Saya merasa, ruang itu mendadak jadi panggung besar.
Ada Bupati Sidrap, H. Syaharuddin Alrif, S.I.P., M.M. Dan ada pula Rektor Universitas Hasanuddin, Prof. Dr. Ir. Jamaluddin Jompa, M.Sc, yang akrab disapa Prof. JJ.
Jangan buru-buru mengira ini hanya kunjungan biasa. Tidak.
Menurut saya, itu pertemuan gagasan. Pertemuan yang justru bisa menentukan arah masa depan Sidrap—bahkan Indonesia.
Syaharuddin, atau SAR begitu ia kerap dipanggil, langsung menembak ke inti. Ia ingin Sidrap tidak lagi sekadar puas dengan gelar lama: lumbung padi Sulawesi Selatan.
“Sidrap harus jadi motor swasembada pangan nasional,” tegasnya.
Ambisi? Ya. Tapi juga realistis. Sebab Sidrap punya semua syarat: tanah subur, tradisi bertani, dan semangat rakyatnya.
Yang kurang? Teknologi. Inovasi. Dan tentu saja SDM yang kuat.
Di situlah peran Prof. Jamaluddin Jompa ditunggu. SAR menantang langsung: Unhas jangan hanya kuat di teori, tetapi harus hadir dalam bentuk pendidikan vokasi yang konkret.
Kenapa vokasi? Karena dari sanalah lahir tenaga-tenaga muda yang siap kerja. Yang langsung bisa mengoperasikan teknologi pertanian. Yang siap menggerakkan peternakan modern.
“SDM penggerak teknologi pertanian dan peternakan harus kita siapkan sejak sekarang,” kata SAR. Kalimatnya sederhana. Tapi nadanya tegas.
Prof. JJ, sang rektor, mendengarkan dengan seksama. Semua ia simak betul. Saya membayangkan dalam benaknya sedang berputar skenario: bagaimana kampus sebesar Unhas bisa turun lebih dalam ke Sidrap. Bagaimana riset tidak berhenti di laboratorium, tapi sampai ke sawah. Sampai ke kandang.
Pertemuan itu berubah wajah. Dari awalnya sekadar kunjungan formal, menjadi diskusi strategis. Ada momen cair, ada pula yang serius. Tetapi arahnya sama: Sidrap akan maju, dan Indonesia ikut terbawa.
Saya melihat ini tipe pertemuan yang jarang. Dua orang berbeda dunia—satu birokrat, satu akademisi—bertemu di titik yang sama: swasembada pangan.
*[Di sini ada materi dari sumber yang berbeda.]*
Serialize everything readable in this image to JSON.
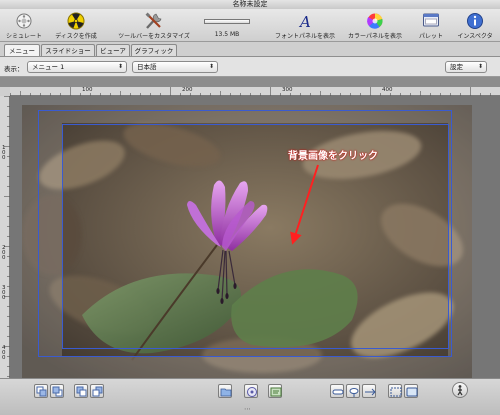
{
  "window": {
    "title": "名称未設定"
  },
  "toolbar": {
    "simulate": "シミュレート",
    "burn": "ディスクを作成",
    "customize": "ツールバーをカスタマイズ",
    "size": "13.5 MB",
    "fonts": "フォントパネルを表示",
    "colors": "カラーパネルを表示",
    "palette": "パレット",
    "inspector": "インスペクタ"
  },
  "tabs": [
    "メニュー",
    "スライドショー",
    "ビューア",
    "グラフィック"
  ],
  "options": {
    "display_label": "表示：",
    "menu_value": "メニュー 1",
    "language_value": "日本語",
    "settings_label": "設定"
  },
  "ruler": {
    "h_ticks": [
      "100",
      "200",
      "300",
      "400"
    ],
    "v_ticks": [
      "1 0 0",
      "2 0 0",
      "3 0 0",
      "4 0 0"
    ]
  },
  "canvas": {
    "callout": "背景画像をクリック",
    "accent": "#ff2020",
    "frame_color": "#3a5bd0"
  }
}
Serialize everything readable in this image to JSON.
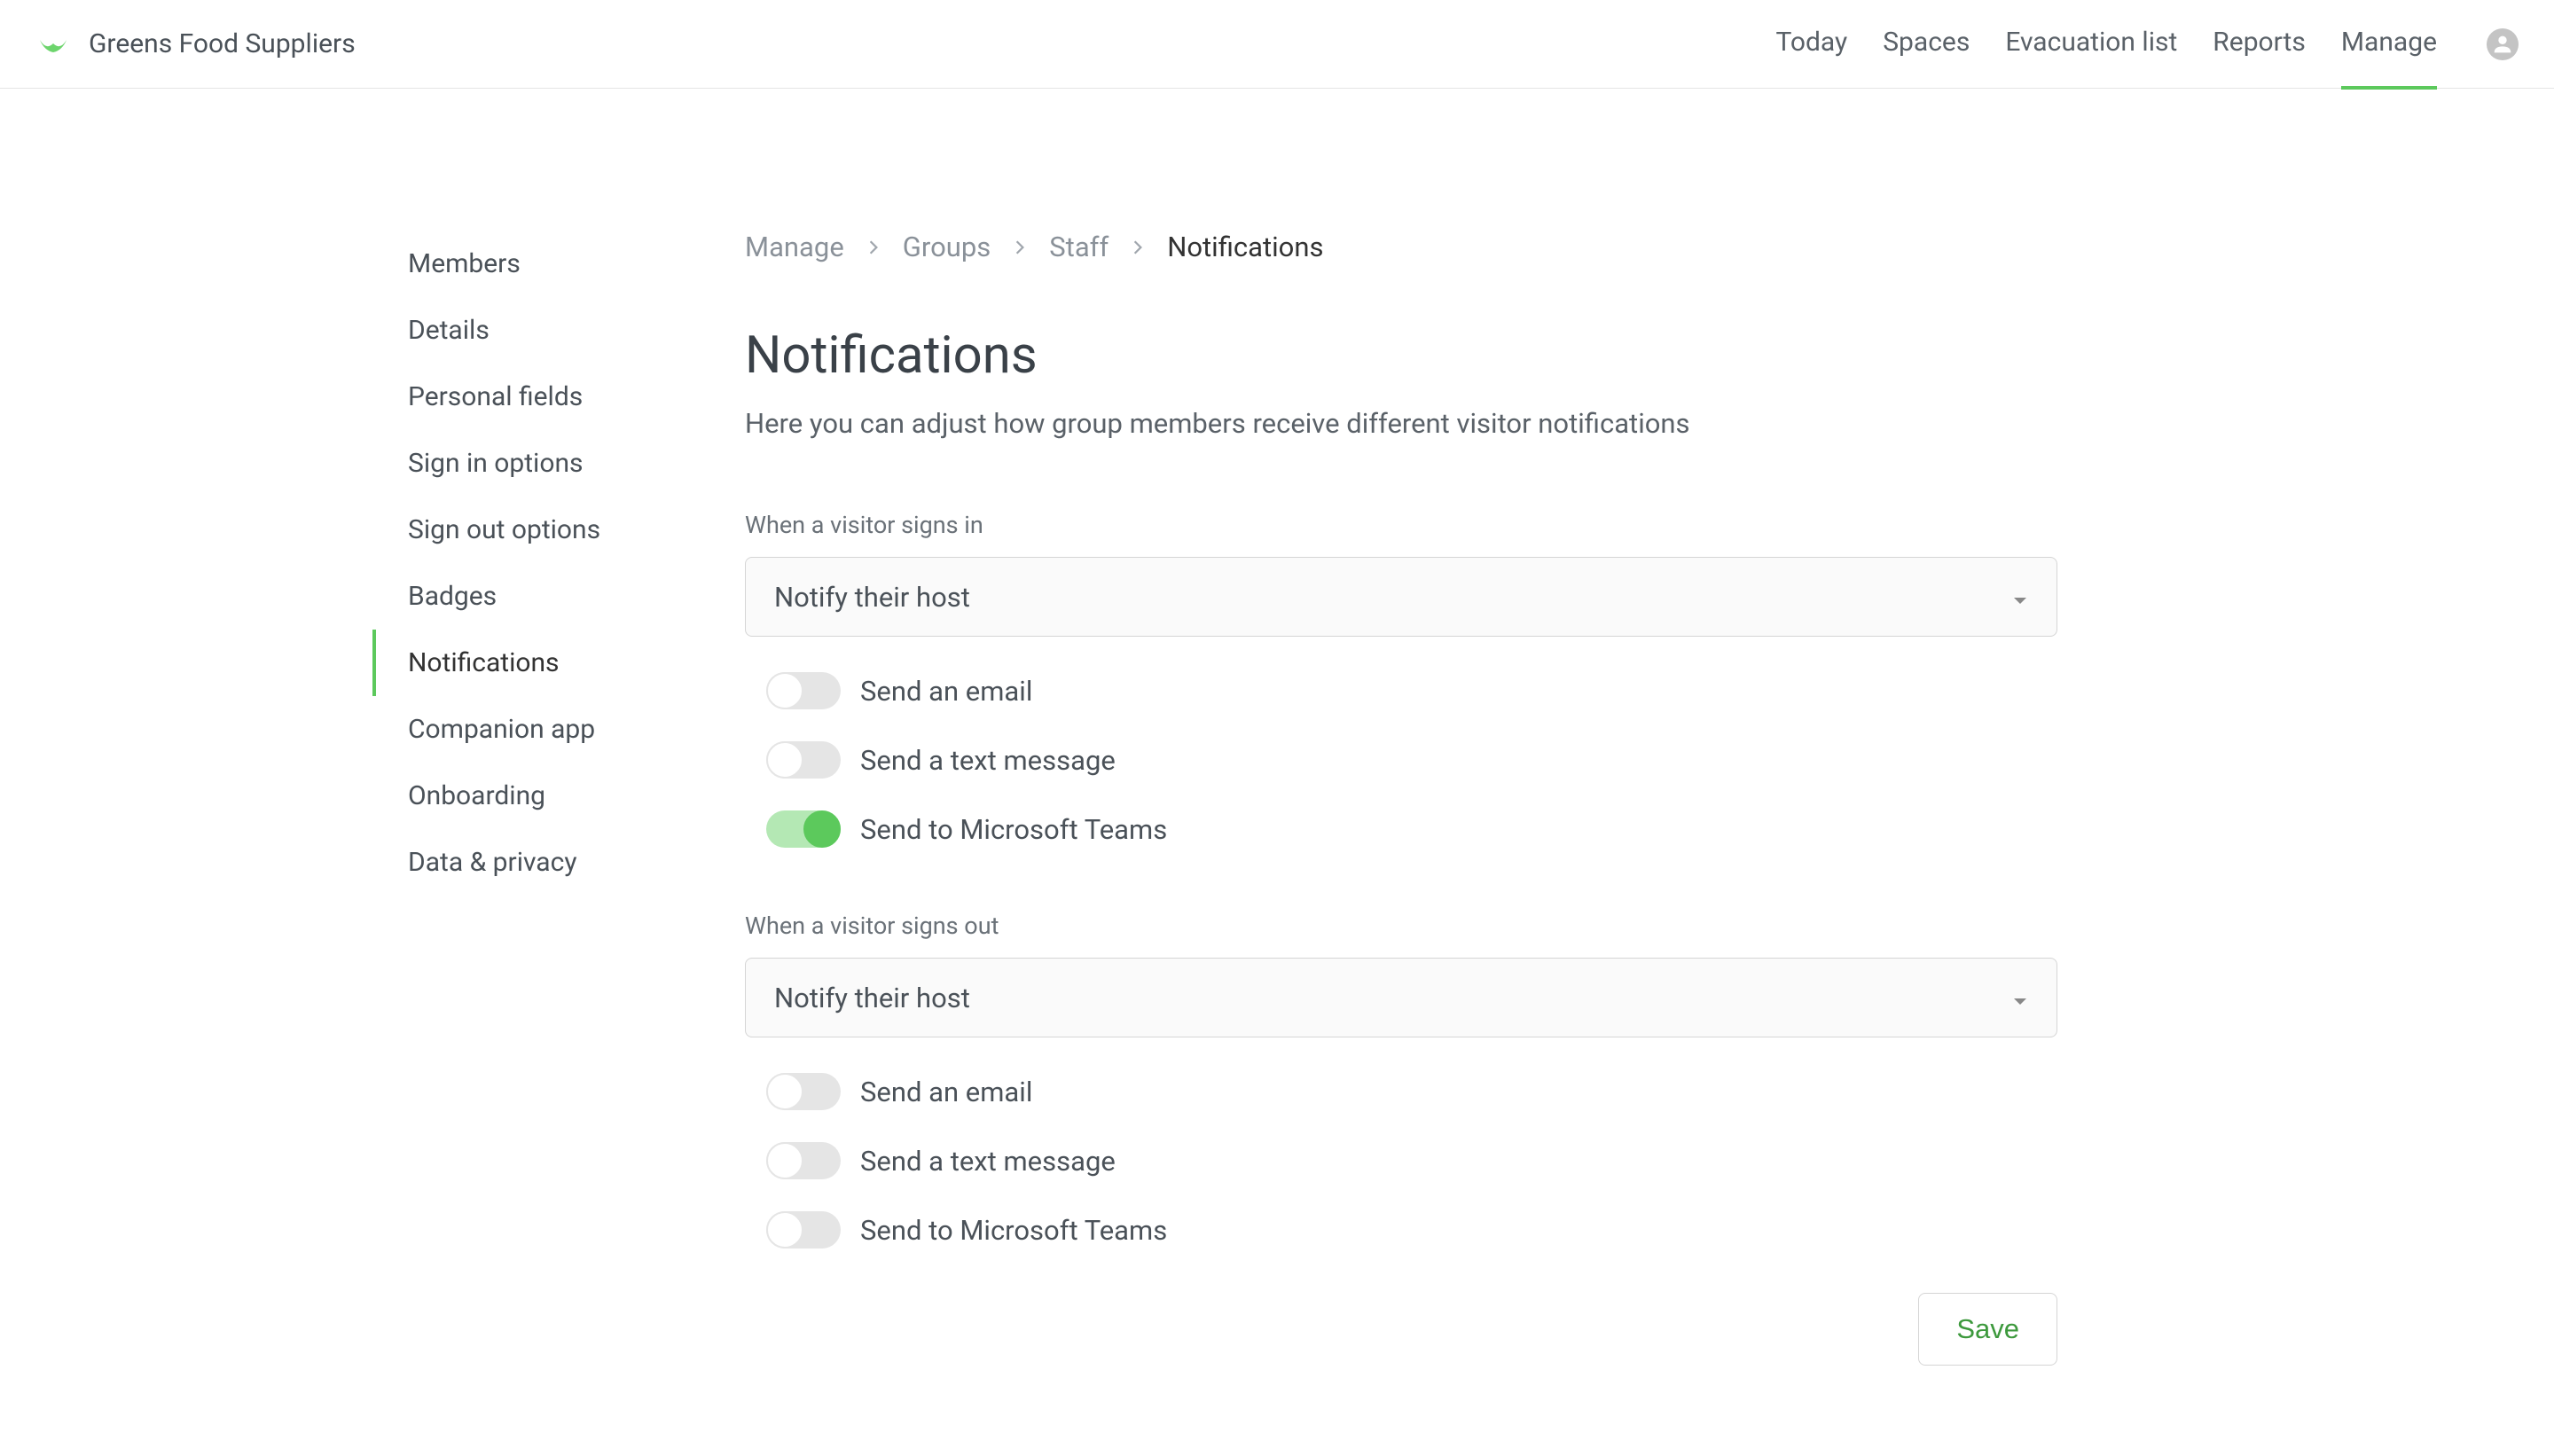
{
  "header": {
    "company_name": "Greens Food Suppliers",
    "nav": {
      "today": "Today",
      "spaces": "Spaces",
      "evacuation": "Evacuation list",
      "reports": "Reports",
      "manage": "Manage"
    }
  },
  "breadcrumb": {
    "manage": "Manage",
    "groups": "Groups",
    "staff": "Staff",
    "notifications": "Notifications"
  },
  "sidebar": {
    "members": "Members",
    "details": "Details",
    "personal_fields": "Personal fields",
    "sign_in_options": "Sign in options",
    "sign_out_options": "Sign out options",
    "badges": "Badges",
    "notifications": "Notifications",
    "companion_app": "Companion app",
    "onboarding": "Onboarding",
    "data_privacy": "Data & privacy"
  },
  "page": {
    "title": "Notifications",
    "subtitle": "Here you can adjust how group members receive different visitor notifications"
  },
  "sections": {
    "sign_in": {
      "label": "When a visitor signs in",
      "select_value": "Notify their host",
      "toggles": {
        "email": "Send an email",
        "text": "Send a text message",
        "teams": "Send to Microsoft Teams"
      }
    },
    "sign_out": {
      "label": "When a visitor signs out",
      "select_value": "Notify their host",
      "toggles": {
        "email": "Send an email",
        "text": "Send a text message",
        "teams": "Send to Microsoft Teams"
      }
    }
  },
  "buttons": {
    "save": "Save"
  }
}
Momentum ini terasa unik. Sidrap sedang bicara lebih besar dari dirinya sendiri. Unhas pun sedang menatap lebih jauh dari menara gadingnya.
Syaharuddin Alrif dan Jamaluddin Jompa mungkin berbeda jalur. Namun hari itu, keduanya seakan sepakat menulis satu kalimat yang sama: Sidrap bisa. Sidrap harus. Sidrap akan.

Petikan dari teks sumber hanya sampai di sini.